Bir şeyin varlığının kabul edilebilmesi için bizzat beş duyu organıyla doğrudan algılanması gerekmez. Biz elektrik kablosunun içerisinden geçen elektrik akımının bizzat kendisini gösterememekteyiz. Onu fotoğraflayabileceğimiz ve elektrik dediğimiz şey işte budur diyebileceğimiz herhangi bir imkâna sahip değiliz. Ama elektriğin varlığını, oluşturduğu güçten ve çok çeşitli etkilerinden hareketle zorunlu olarak bilmekteyiz.

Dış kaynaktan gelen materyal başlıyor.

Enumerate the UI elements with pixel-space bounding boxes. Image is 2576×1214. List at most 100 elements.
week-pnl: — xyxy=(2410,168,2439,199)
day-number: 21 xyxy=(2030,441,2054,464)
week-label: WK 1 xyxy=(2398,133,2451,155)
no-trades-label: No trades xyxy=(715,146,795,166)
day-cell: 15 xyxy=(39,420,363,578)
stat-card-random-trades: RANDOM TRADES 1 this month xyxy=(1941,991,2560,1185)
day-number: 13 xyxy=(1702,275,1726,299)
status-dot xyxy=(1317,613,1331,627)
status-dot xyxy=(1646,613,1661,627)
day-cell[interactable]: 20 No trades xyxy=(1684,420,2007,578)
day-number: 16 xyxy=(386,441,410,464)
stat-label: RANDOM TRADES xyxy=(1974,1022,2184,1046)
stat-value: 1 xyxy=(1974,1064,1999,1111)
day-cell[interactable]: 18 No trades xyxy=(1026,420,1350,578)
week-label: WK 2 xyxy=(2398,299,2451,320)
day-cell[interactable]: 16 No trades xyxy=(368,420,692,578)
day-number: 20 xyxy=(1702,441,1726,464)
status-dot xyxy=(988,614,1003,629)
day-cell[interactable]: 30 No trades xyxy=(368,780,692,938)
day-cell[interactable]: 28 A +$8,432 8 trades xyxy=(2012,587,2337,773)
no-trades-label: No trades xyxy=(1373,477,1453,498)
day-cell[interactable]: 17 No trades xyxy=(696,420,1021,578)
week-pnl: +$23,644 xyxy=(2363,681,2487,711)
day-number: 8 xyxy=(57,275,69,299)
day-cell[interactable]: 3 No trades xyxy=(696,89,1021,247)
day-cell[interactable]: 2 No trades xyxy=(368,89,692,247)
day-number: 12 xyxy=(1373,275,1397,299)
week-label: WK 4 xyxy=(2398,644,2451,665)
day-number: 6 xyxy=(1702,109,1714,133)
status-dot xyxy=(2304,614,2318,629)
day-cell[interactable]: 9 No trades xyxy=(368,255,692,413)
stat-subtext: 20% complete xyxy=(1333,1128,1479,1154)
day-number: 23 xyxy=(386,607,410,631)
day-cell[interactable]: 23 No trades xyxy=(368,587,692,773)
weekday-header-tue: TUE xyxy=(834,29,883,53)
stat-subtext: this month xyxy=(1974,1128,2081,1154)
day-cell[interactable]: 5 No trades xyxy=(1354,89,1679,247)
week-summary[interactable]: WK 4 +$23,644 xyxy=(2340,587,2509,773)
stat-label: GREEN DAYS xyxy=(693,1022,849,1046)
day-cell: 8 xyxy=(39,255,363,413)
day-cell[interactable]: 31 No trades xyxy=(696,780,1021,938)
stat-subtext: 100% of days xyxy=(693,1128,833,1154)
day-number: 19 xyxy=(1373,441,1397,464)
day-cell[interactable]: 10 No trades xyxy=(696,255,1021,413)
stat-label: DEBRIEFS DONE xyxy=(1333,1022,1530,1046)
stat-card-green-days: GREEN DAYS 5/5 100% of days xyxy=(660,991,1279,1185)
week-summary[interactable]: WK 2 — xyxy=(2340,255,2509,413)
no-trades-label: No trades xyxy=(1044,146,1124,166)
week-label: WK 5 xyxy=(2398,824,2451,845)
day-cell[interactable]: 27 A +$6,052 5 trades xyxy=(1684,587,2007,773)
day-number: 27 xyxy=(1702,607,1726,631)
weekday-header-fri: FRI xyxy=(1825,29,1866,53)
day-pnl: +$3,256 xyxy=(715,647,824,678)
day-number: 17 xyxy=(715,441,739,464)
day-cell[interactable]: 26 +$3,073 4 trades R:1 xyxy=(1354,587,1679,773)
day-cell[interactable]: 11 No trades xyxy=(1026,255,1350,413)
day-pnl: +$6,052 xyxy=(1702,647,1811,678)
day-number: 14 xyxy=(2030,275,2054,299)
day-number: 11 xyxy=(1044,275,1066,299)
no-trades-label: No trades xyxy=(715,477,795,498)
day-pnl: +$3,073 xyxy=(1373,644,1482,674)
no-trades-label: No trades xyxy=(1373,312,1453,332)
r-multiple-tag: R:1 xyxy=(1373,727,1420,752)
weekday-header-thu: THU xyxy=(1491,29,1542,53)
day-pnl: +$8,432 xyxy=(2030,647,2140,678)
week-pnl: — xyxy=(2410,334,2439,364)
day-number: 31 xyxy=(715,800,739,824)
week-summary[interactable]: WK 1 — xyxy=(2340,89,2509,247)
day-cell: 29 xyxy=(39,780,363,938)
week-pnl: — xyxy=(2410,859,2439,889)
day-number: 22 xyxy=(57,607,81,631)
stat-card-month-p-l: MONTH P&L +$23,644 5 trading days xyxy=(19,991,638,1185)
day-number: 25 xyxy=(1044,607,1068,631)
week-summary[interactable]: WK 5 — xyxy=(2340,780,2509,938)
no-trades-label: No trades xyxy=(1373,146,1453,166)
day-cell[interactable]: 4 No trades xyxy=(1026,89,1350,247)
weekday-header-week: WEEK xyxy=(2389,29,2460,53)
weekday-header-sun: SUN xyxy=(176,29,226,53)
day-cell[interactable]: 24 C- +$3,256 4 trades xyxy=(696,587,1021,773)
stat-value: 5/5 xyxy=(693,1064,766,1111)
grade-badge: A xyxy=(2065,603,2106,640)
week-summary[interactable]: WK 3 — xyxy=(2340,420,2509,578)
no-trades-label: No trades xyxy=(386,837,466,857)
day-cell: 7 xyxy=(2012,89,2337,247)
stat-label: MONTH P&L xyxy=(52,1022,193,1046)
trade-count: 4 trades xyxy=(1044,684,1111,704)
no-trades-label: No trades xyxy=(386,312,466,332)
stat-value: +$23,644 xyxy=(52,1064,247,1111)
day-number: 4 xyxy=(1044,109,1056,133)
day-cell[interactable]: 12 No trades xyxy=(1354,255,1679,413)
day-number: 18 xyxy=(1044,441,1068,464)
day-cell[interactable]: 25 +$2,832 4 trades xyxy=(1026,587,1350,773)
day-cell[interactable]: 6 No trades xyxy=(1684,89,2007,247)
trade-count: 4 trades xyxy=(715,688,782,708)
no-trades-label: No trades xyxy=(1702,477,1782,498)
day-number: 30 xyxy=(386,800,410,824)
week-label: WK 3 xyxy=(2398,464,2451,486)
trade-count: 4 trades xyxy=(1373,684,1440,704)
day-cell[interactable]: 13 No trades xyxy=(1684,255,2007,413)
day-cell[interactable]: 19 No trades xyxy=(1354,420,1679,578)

Dolayısıyla bizim, Allah’ın varlığını kabul edebilmemiz için mutlaka O’nun zatını/mahiyetini somut olarak görmemiz ve gösterebilmemiz gerekmez.
Yaratılışta tesadüfe yer yoktur. Orada, çok mükemmel bir düzen ve uyum vardır. Evrende görülen bu büyüleyici nizam, ölçü ve plan her şeyi yaratan, büyüten, besleyen ve idare eden bir varlığa işaret eder. İşte varlıktaki bu muhteşem düzenlilikle ve ilahi yazılımla yüzleşen, onunla içli dışlı olan, ondan duygulanan ve eşyanın ince bir ahenk içerisinde yaratılmış olduğunu hisseden gönül sahipleri gerçekleri idrak eder. Bu çizginin ötesine geçerek ilmi her şeyi kuşatan Rabbimizi takdir eder.
“Ben gördüğüm şeylere inanırım, görmediğim şeylere inanmam. O halde maddi gözlerimle görmediğim Allah’a nasıl inanacağım? Ben kendi mantığımla Allah’ın varlığını nasıl bilebilirim?”
Gayb “gözle görülmeyen; akıl, beş duyu vb. beşerî bilgi vasıtalarıyla bilinemeyen varlıklar, ilişkiler ve oluşlar” dır. Allah, vahiy, kader, yaratılış, ruh, kıyametin zamanı, kabir hayatı, yeniden dirilme, mahşerde toplanma, sırat, terazi, cennet, cehennem... hep gayb âlemine dahildir. Bunlar hakkında bilgi alınabilecek kaynak, vahiydir. Gayb, her ne kadar duyular yoluyla algılanıp deney ve gözlem konusu olmadığı için insan aklı ile bilinemez ise de, vahyin yardımı ile aklın anlayabileceği bir duruma getirilebilir. Bu nedenle gayb bilgisi, aklî değil, ancak ma’kûldür. Bu durumda gaybın iki özelliğini ortaya koyabiliriz: (a) Akıl ile keşfedilemez, ama (b) Akıl ile anlaşılabilir. Akıl ise, ancak vahyin ve Hz. Muhammed (sav)’in haber verdiği bilgiler üzerine tefekkür yoluyla açıklamalar getirebilir. İşte Yüce Allah’ın varlığı da duyularımız ötesindedir. Fakat O’nun varlığını, eserlerine bakmak ve aklımızı kullanmak suretiyle idrak edebiliriz. İslam dinî duyu-ötesi âlemle irtibat kurup onlardan haber verebilmeyi vahye; işleyen tabiat kurallarının devre-dışı bırakıldığı olağanüstü işlerin yapılmasını ise mu’cizeye tahsis etmiş ve bunların her ikisini de peygamberliğin özelliklerinden saymıştır.
Yüce Allah’ın görülmesine gelince: Görme, görülebilir ışınların verdiği uyarıların algılanmasını sağlayan duyu işlemidir. Bu işlemi duyu organlarımızdan birisi olan “göz”le gerçekleştiriyoruz. Bir varlığı görebilmek için sağlıklı bir görme organı yanında, varlığın belirli bir dalga boyunda olması ve görülebilir ışın yayması gerekir. Bu şartlardan birisi olmadığı takdirde görme işlemi gerçekleşemez; ama bu, o varlığın bulunmadığı anlamına gelmez. Söz gelimi, yapılan araştırmalarda insan gözünün fizik dünyadaki ışınların ancak %2,5’i kadarını görebildiği tespit edilmiştir. Kaldı ki insanoğlu, henüz âlemin sınırlarını bile keşfetmiş değildir. Bu yüzden onun en hassas güçlü aletler yardımıyla bile algılayamayacağı bir yerde ve boyutta başka varlıkların bulunmadığını söyleyebilmesini gerektirecek hiçbir somut kanıt yoktur.